Add More Cops and Leave Politics Out of It
by Anthony Stasi
Apr 08, 2015 | 7334 views | 0 0 comments | 48 48 recommendations | email to a friend | print
Critics of Mayor Bill de Blasio may find satisfaction or validation from his supposed break in trust with Police Commissioner Bill Bratton. Whether the relationship has soured between the two city leaders is, at this point, pure speculation.

We’ve been here before, however. New Yorkers who were here in the early Giuliani days remember when Bratton was none too happy with Rudy. It’s no secret when Bratton loses his love connection with an administration.

Bratton wants more police officers, a reality that has been discussed on this page twice in the last two years. It is important for the police force to grow with the heightened complexities of the job.

There is just too much asked of police officers today, and with the added threat of terrorist attacks, a commissioner asking for more officers is a real issue. Even if Bratton cannot get 1,000 more police officers, there should be a way to add a few hundred more.

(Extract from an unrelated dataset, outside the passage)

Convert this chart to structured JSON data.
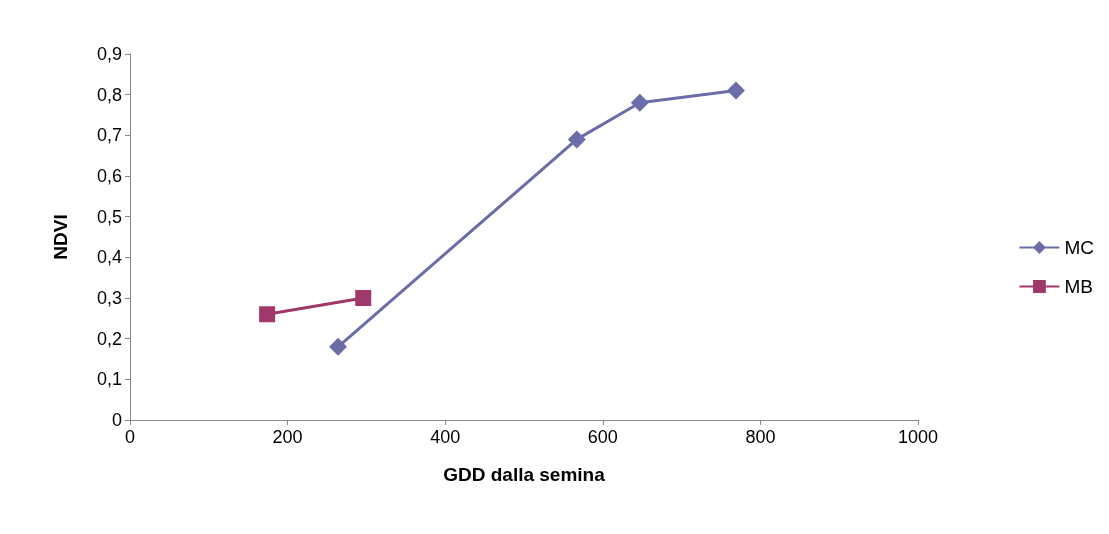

Maybe Bratton was never meant for the long haul with this administration. It was important for the mayor to appear tough on crime as he ushered in his progressive plan for the city. Bratton gave the Mayor instant credibility, especially to those who were worried about the city reverting back to the “bad old days.”

Now, the mayor can replace Bratton with someone who better fits the gestalt of this administration, which leaves us asking why Bratton took the job?

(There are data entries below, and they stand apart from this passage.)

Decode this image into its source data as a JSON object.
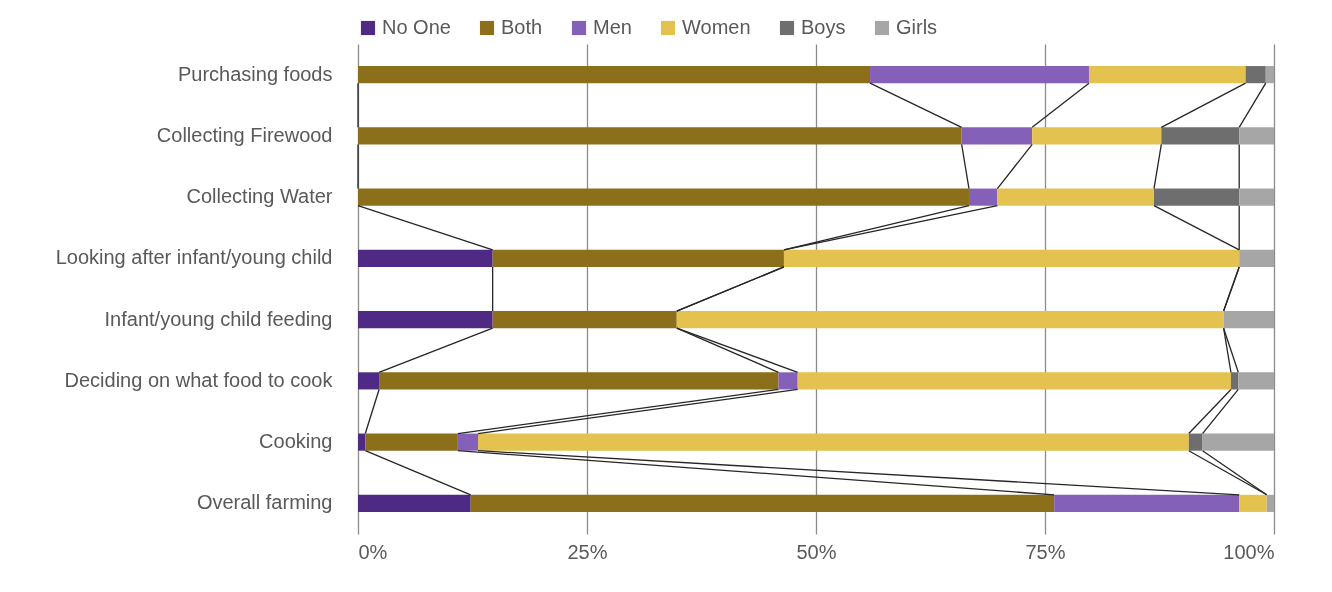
{
  "chart_data": {
    "type": "bar",
    "orientation": "horizontal",
    "stacked": true,
    "categories": [
      "Purchasing foods",
      "Collecting Firewood",
      "Collecting Water",
      "Looking after infant/young child",
      "Infant/young child feeding",
      "Deciding on what food to cook",
      "Cooking",
      "Overall farming"
    ],
    "series": [
      {
        "name": "No One",
        "color": "#4e2a84",
        "values": [
          0,
          0,
          0,
          14.7,
          14.7,
          2.3,
          0.8,
          12.3
        ]
      },
      {
        "name": "Both",
        "color": "#8b6f1a",
        "values": [
          55.9,
          65.9,
          66.7,
          31.8,
          20.1,
          43.6,
          10.1,
          63.7
        ]
      },
      {
        "name": "Men",
        "color": "#8560b8",
        "values": [
          23.9,
          7.7,
          3.1,
          0,
          0,
          2.1,
          2.2,
          20.2
        ]
      },
      {
        "name": "Women",
        "color": "#e3c250",
        "values": [
          17.1,
          14.1,
          17.1,
          49.7,
          59.7,
          47.3,
          77.6,
          3.0
        ]
      },
      {
        "name": "Boys",
        "color": "#6e6e6e",
        "values": [
          2.2,
          8.5,
          9.3,
          0,
          0,
          0.8,
          1.5,
          0
        ]
      },
      {
        "name": "Girls",
        "color": "#a6a6a6",
        "values": [
          0.9,
          3.8,
          3.8,
          3.8,
          5.5,
          3.9,
          7.8,
          0.8
        ]
      }
    ],
    "xlim": [
      0,
      100
    ],
    "xticks": [
      {
        "value": 0,
        "label": "0%"
      },
      {
        "value": 25,
        "label": "25%"
      },
      {
        "value": 50,
        "label": "50%"
      },
      {
        "value": 75,
        "label": "75%"
      },
      {
        "value": 100,
        "label": "100%"
      }
    ],
    "grid": "x",
    "legend": "top"
  }
}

De Blasio has never pulled any ideological punches. He is the same guy that he campaigned as in 2013. Bratton has always wanted to return to New York City and prove that he can keep crime down, and that Giuliani was taking too much of the credit for the city’s renaissance.

Rudy was not Mr. Nice Guy, but at least the two men agreed on the mission. Now, the commissioner is with a gentler personality, but he might feel lost at sea in a city where the tide has shifted.

But all politics and personalities aside, the city – the people - should have a larger police presence, especially in high-need areas.

The Price of Day Baseball

Spring is in the air, and baseball season is here. We are lucky to have so much baseball in New York, whether it is major or minor league ball.

I usually get to a game on my birthday, which is the second week of the season, which means its freezing. It’s even colder since I only attend night games. This has me wondering why the Mets and Yankees do not lower ticket prices for fans - especially young fans and seniors, as well as veterans - for midweek days games.

No team sells out a midweek day game with the exception of opening day. Day baseball fans are usually small in number and unique. Go to YouTube and look up what former Chicago Cubs manager Lee Elia has to say about people who have the time to take in day baseball (warning: explicit language).

There are 12 midweek day games that the Yankees and Mets will play combined between April and July. Twelve games that will not sell out regardless of how well either team is doing in the standings. Why not lower the prices at all levels to get more fans into the parks?

They would be spending money when they get there, so it would still be a win for the stadiums. It’s also an act of good faith between the teams and the fans. I remember having a conversation with Don Zimmer, who was coaching third base for the Yankees in 1986, during a game - that’s how empty the stadium was. It was an experience that Zimmer did not enjoy nearly as much as I did.

Those of us who are gainfully employed can handle the price of admission, but with all those empty seats in the early months during the day, why not make it easier for seniors and kids?

A few years ago, the Mets established a ticket-pricing scheme based on who they were playing, which was a ridiculous idea. But if teams can manipulate ticket prices according to the opposition team, they should do that for day baseball.